Question

Six moles of an ideal gas performs a cycle shown in figure. The temperatures are $ {{T}_{A}}=600K $ , $ {{T}_{B}}=800K $ , $ {{T}_{C}}=2200K $ and $ {{T}_{D}}=1200K $ . The work done by the cycle ABCDA is

(A) 20 kJ
(B) 30 kJ
(C) 40 kJ
(D) 60kJ

Answer 1

Hint :Here, we will have to find the work done for the processes AB, BC, CD and DA to find the work done for the whole cycle. Here, the processes AB and CD are isochoric processes while the processes BC and AD are isobaric, as there is constant pressure. So we apply the work done for these processes and obtain the answer.

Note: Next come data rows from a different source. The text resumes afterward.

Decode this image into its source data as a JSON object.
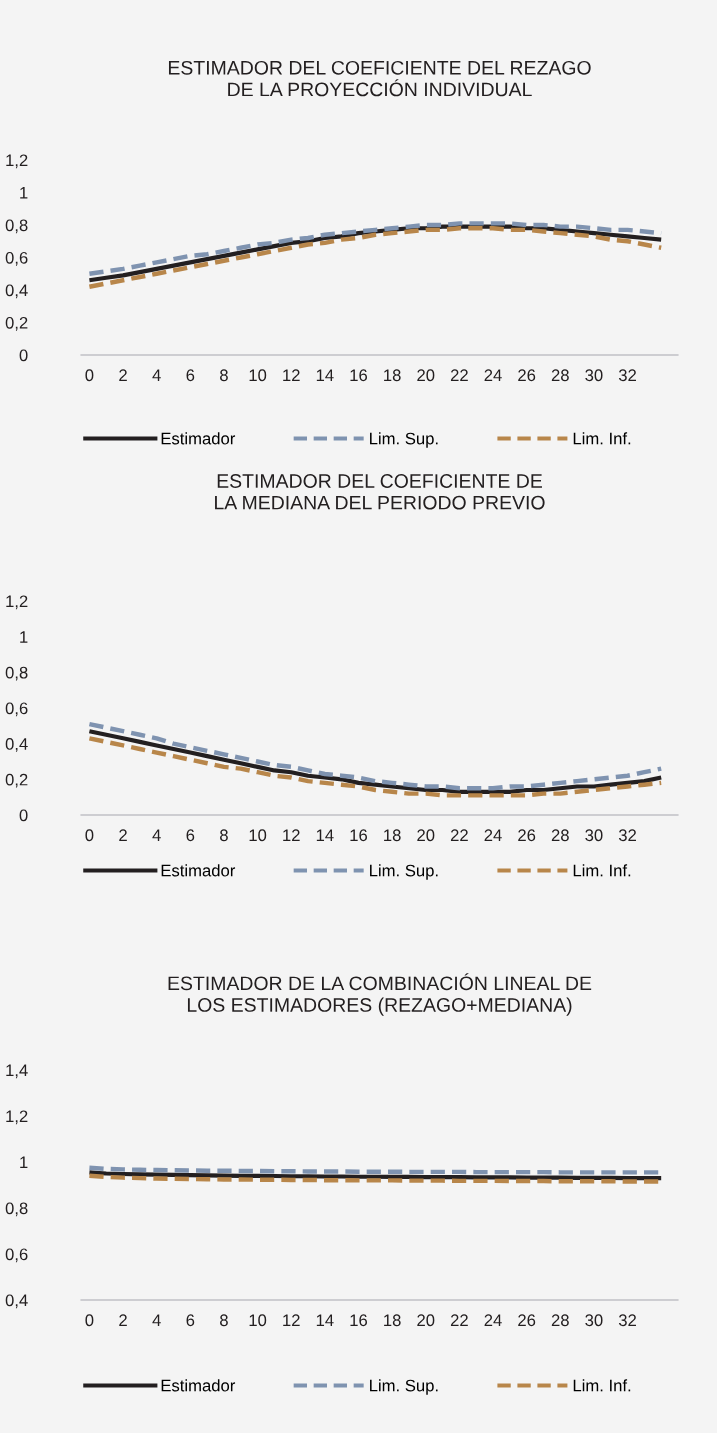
{
  "chart_data": [
    {
      "type": "line",
      "title": "ESTIMADOR DEL COEFICIENTE DEL REZAGO\nDE LA PROYECCIÓN INDIVIDUAL",
      "categories": [
        "0",
        null,
        "2",
        null,
        "4",
        null,
        "6",
        null,
        "8",
        null,
        "10",
        null,
        "12",
        null,
        "14",
        null,
        "16",
        null,
        "18",
        null,
        "20",
        null,
        "22",
        null,
        "24",
        null,
        "26",
        null,
        "28",
        null,
        "30",
        null,
        "32",
        null,
        null
      ],
      "series": [
        {
          "name": "Estimador",
          "color": "#231f20",
          "line_style": "solid",
          "values": [
            0.46,
            0.475,
            0.49,
            0.51,
            0.53,
            0.55,
            0.57,
            0.59,
            0.61,
            0.63,
            0.65,
            0.67,
            0.69,
            0.7,
            0.72,
            0.73,
            0.75,
            0.76,
            0.77,
            0.78,
            0.78,
            0.79,
            0.79,
            0.79,
            0.79,
            0.79,
            0.78,
            0.78,
            0.77,
            0.76,
            0.75,
            0.74,
            0.73,
            0.72,
            0.71
          ]
        },
        {
          "name": "Lim. Sup.",
          "color": "#7f93b0",
          "line_style": "dashed",
          "values": [
            0.5,
            0.515,
            0.53,
            0.55,
            0.57,
            0.59,
            0.61,
            0.62,
            0.64,
            0.66,
            0.68,
            0.69,
            0.71,
            0.72,
            0.74,
            0.75,
            0.76,
            0.77,
            0.78,
            0.79,
            0.8,
            0.8,
            0.81,
            0.81,
            0.81,
            0.81,
            0.8,
            0.8,
            0.79,
            0.79,
            0.78,
            0.77,
            0.77,
            0.76,
            0.75
          ]
        },
        {
          "name": "Lim. Inf.",
          "color": "#b8864a",
          "line_style": "dashed",
          "values": [
            0.42,
            0.44,
            0.46,
            0.48,
            0.5,
            0.52,
            0.54,
            0.56,
            0.58,
            0.6,
            0.62,
            0.64,
            0.66,
            0.68,
            0.69,
            0.71,
            0.72,
            0.74,
            0.75,
            0.76,
            0.77,
            0.77,
            0.78,
            0.78,
            0.78,
            0.77,
            0.77,
            0.76,
            0.75,
            0.74,
            0.73,
            0.71,
            0.7,
            0.68,
            0.66
          ]
        }
      ],
      "ylim": [
        0,
        1.2
      ],
      "yticks": [
        {
          "value": 0,
          "label": "0"
        },
        {
          "value": 0.2,
          "label": "0,2"
        },
        {
          "value": 0.4,
          "label": "0,4"
        },
        {
          "value": 0.6,
          "label": "0,6"
        },
        {
          "value": 0.8,
          "label": "0,8"
        },
        {
          "value": 1,
          "label": "1"
        },
        {
          "value": 1.2,
          "label": "1,2"
        }
      ],
      "grid": false,
      "legend": "bottom"
    },
    {
      "type": "line",
      "title": "ESTIMADOR DEL COEFICIENTE DE\nLA MEDIANA DEL PERIODO PREVIO",
      "categories": [
        "0",
        null,
        "2",
        null,
        "4",
        null,
        "6",
        null,
        "8",
        null,
        "10",
        null,
        "12",
        null,
        "14",
        null,
        "16",
        null,
        "18",
        null,
        "20",
        null,
        "22",
        null,
        "24",
        null,
        "26",
        null,
        "28",
        null,
        "30",
        null,
        "32",
        null,
        null
      ],
      "series": [
        {
          "name": "Estimador",
          "color": "#231f20",
          "line_style": "solid",
          "values": [
            0.47,
            0.45,
            0.43,
            0.41,
            0.39,
            0.37,
            0.35,
            0.33,
            0.31,
            0.29,
            0.27,
            0.25,
            0.24,
            0.22,
            0.21,
            0.2,
            0.18,
            0.17,
            0.16,
            0.15,
            0.14,
            0.14,
            0.13,
            0.13,
            0.13,
            0.13,
            0.14,
            0.14,
            0.15,
            0.16,
            0.16,
            0.17,
            0.18,
            0.19,
            0.21
          ]
        },
        {
          "name": "Lim. Sup.",
          "color": "#7f93b0",
          "line_style": "dashed",
          "values": [
            0.51,
            0.49,
            0.47,
            0.45,
            0.43,
            0.4,
            0.38,
            0.36,
            0.34,
            0.32,
            0.3,
            0.28,
            0.27,
            0.25,
            0.23,
            0.22,
            0.21,
            0.19,
            0.18,
            0.17,
            0.16,
            0.16,
            0.15,
            0.15,
            0.15,
            0.16,
            0.16,
            0.17,
            0.18,
            0.19,
            0.2,
            0.21,
            0.22,
            0.24,
            0.26
          ]
        },
        {
          "name": "Lim. Inf.",
          "color": "#b8864a",
          "line_style": "dashed",
          "values": [
            0.43,
            0.41,
            0.39,
            0.37,
            0.35,
            0.33,
            0.31,
            0.29,
            0.27,
            0.26,
            0.24,
            0.22,
            0.21,
            0.19,
            0.18,
            0.17,
            0.16,
            0.14,
            0.13,
            0.12,
            0.12,
            0.11,
            0.11,
            0.11,
            0.11,
            0.11,
            0.11,
            0.12,
            0.12,
            0.13,
            0.14,
            0.15,
            0.16,
            0.17,
            0.18
          ]
        }
      ],
      "ylim": [
        0,
        1.2
      ],
      "yticks": [
        {
          "value": 0,
          "label": "0"
        },
        {
          "value": 0.2,
          "label": "0,2"
        },
        {
          "value": 0.4,
          "label": "0,4"
        },
        {
          "value": 0.6,
          "label": "0,6"
        },
        {
          "value": 0.8,
          "label": "0,8"
        },
        {
          "value": 1,
          "label": "1"
        },
        {
          "value": 1.2,
          "label": "1,2"
        }
      ],
      "grid": false,
      "legend": "bottom"
    },
    {
      "type": "line",
      "title": "ESTIMADOR DE LA COMBINACIÓN LINEAL DE\nLOS ESTIMADORES (REZAGO+MEDIANA)",
      "categories": [
        "0",
        null,
        "2",
        null,
        "4",
        null,
        "6",
        null,
        "8",
        null,
        "10",
        null,
        "12",
        null,
        "14",
        null,
        "16",
        null,
        "18",
        null,
        "20",
        null,
        "22",
        null,
        "24",
        null,
        "26",
        null,
        "28",
        null,
        "30",
        null,
        "32",
        null,
        null
      ],
      "series": [
        {
          "name": "Estimador",
          "color": "#231f20",
          "line_style": "solid",
          "values": [
            0.955,
            0.95,
            0.948,
            0.946,
            0.945,
            0.944,
            0.943,
            0.942,
            0.941,
            0.94,
            0.94,
            0.939,
            0.938,
            0.938,
            0.937,
            0.937,
            0.936,
            0.936,
            0.935,
            0.935,
            0.934,
            0.934,
            0.934,
            0.933,
            0.933,
            0.933,
            0.932,
            0.932,
            0.932,
            0.931,
            0.931,
            0.931,
            0.93,
            0.93,
            0.93
          ]
        },
        {
          "name": "Lim. Sup.",
          "color": "#7f93b0",
          "line_style": "dashed",
          "values": [
            0.975,
            0.97,
            0.968,
            0.966,
            0.965,
            0.964,
            0.963,
            0.962,
            0.962,
            0.961,
            0.961,
            0.96,
            0.96,
            0.959,
            0.959,
            0.959,
            0.958,
            0.958,
            0.958,
            0.957,
            0.957,
            0.957,
            0.957,
            0.956,
            0.956,
            0.956,
            0.956,
            0.956,
            0.955,
            0.955,
            0.955,
            0.955,
            0.955,
            0.955,
            0.955
          ]
        },
        {
          "name": "Lim. Inf.",
          "color": "#b8864a",
          "line_style": "dashed",
          "values": [
            0.94,
            0.935,
            0.932,
            0.93,
            0.928,
            0.927,
            0.926,
            0.925,
            0.924,
            0.924,
            0.923,
            0.923,
            0.922,
            0.922,
            0.921,
            0.921,
            0.92,
            0.92,
            0.92,
            0.919,
            0.919,
            0.919,
            0.918,
            0.918,
            0.918,
            0.917,
            0.917,
            0.917,
            0.916,
            0.916,
            0.916,
            0.916,
            0.915,
            0.915,
            0.915
          ]
        }
      ],
      "ylim": [
        0.4,
        1.4
      ],
      "yticks": [
        {
          "value": 0.4,
          "label": "0,4"
        },
        {
          "value": 0.6,
          "label": "0,6"
        },
        {
          "value": 0.8,
          "label": "0,8"
        },
        {
          "value": 1,
          "label": "1"
        },
        {
          "value": 1.2,
          "label": "1,2"
        },
        {
          "value": 1.4,
          "label": "1,4"
        }
      ],
      "grid": false,
      "legend": "bottom"
    }
  ]
}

Complete Step By Step Answer:
Here, the temperatures at the point A is $ {{T}_{A}}=600K $ , at point B is $ {{T}_{B}}=800K $ , at point C is $ {{T}_{C}}=2200K $ and at point D is $ {{T}_{D}}=1200K $ . For the process of AB, the pressure and temperature are changing but the volume is constant. Hence it is an isochoric process and thus the work done would be zero. Thus, we have $ {{W}_{(AB)}}=0 $ . For the process BC, there is constant pressure, and so the work done is given by the following formula:
 $ {{W}_{(BC)}}=nR\Delta T $
Here, WBC is the work done for process BC, n is the number of moles, R is the ideal gas constant and $ \Delta T $ is the change in temperature. Thus, we have;
${{W}_{(BC)}}=6\times R\times 1400 \\ $
$\therefore {{W}_{(BC)}}=8400R \\ $
For the process CD, the process is isochoric so again the work done is zero. Thus, we have $ {{W}_{(CD)}}=0 $ .
Now, for the process DA, the process is isobaric and hence the work done $ {{W}_{(DA)}}=nR\Delta T $ and hence we have the work done as follows:
 ${W_{(DA)}} = - 6 \times R \times 600 \\$
 $\therefore {W_{(DA)}} = - 3600R \\ $
Here, the negative sign is because the cycle is moving in the opposite direction. So we have total work done as:
$W = {W_{(BC)}} + {W_{(DA)}} \\$
$\Rightarrow W = 8400R - 3600R \\$
$\Rightarrow W = 5600 \times 8.3 \\$
$\therefore W = 40kJ \\ $


Note :
The work done in an isochoric process is zero because the volume of the system does not decrease or increase, which is why the system is not doing work as well there is no work done on the system. Also, when there is an isobaric process, the temperature changes and the work done is due to the internal energy of the system.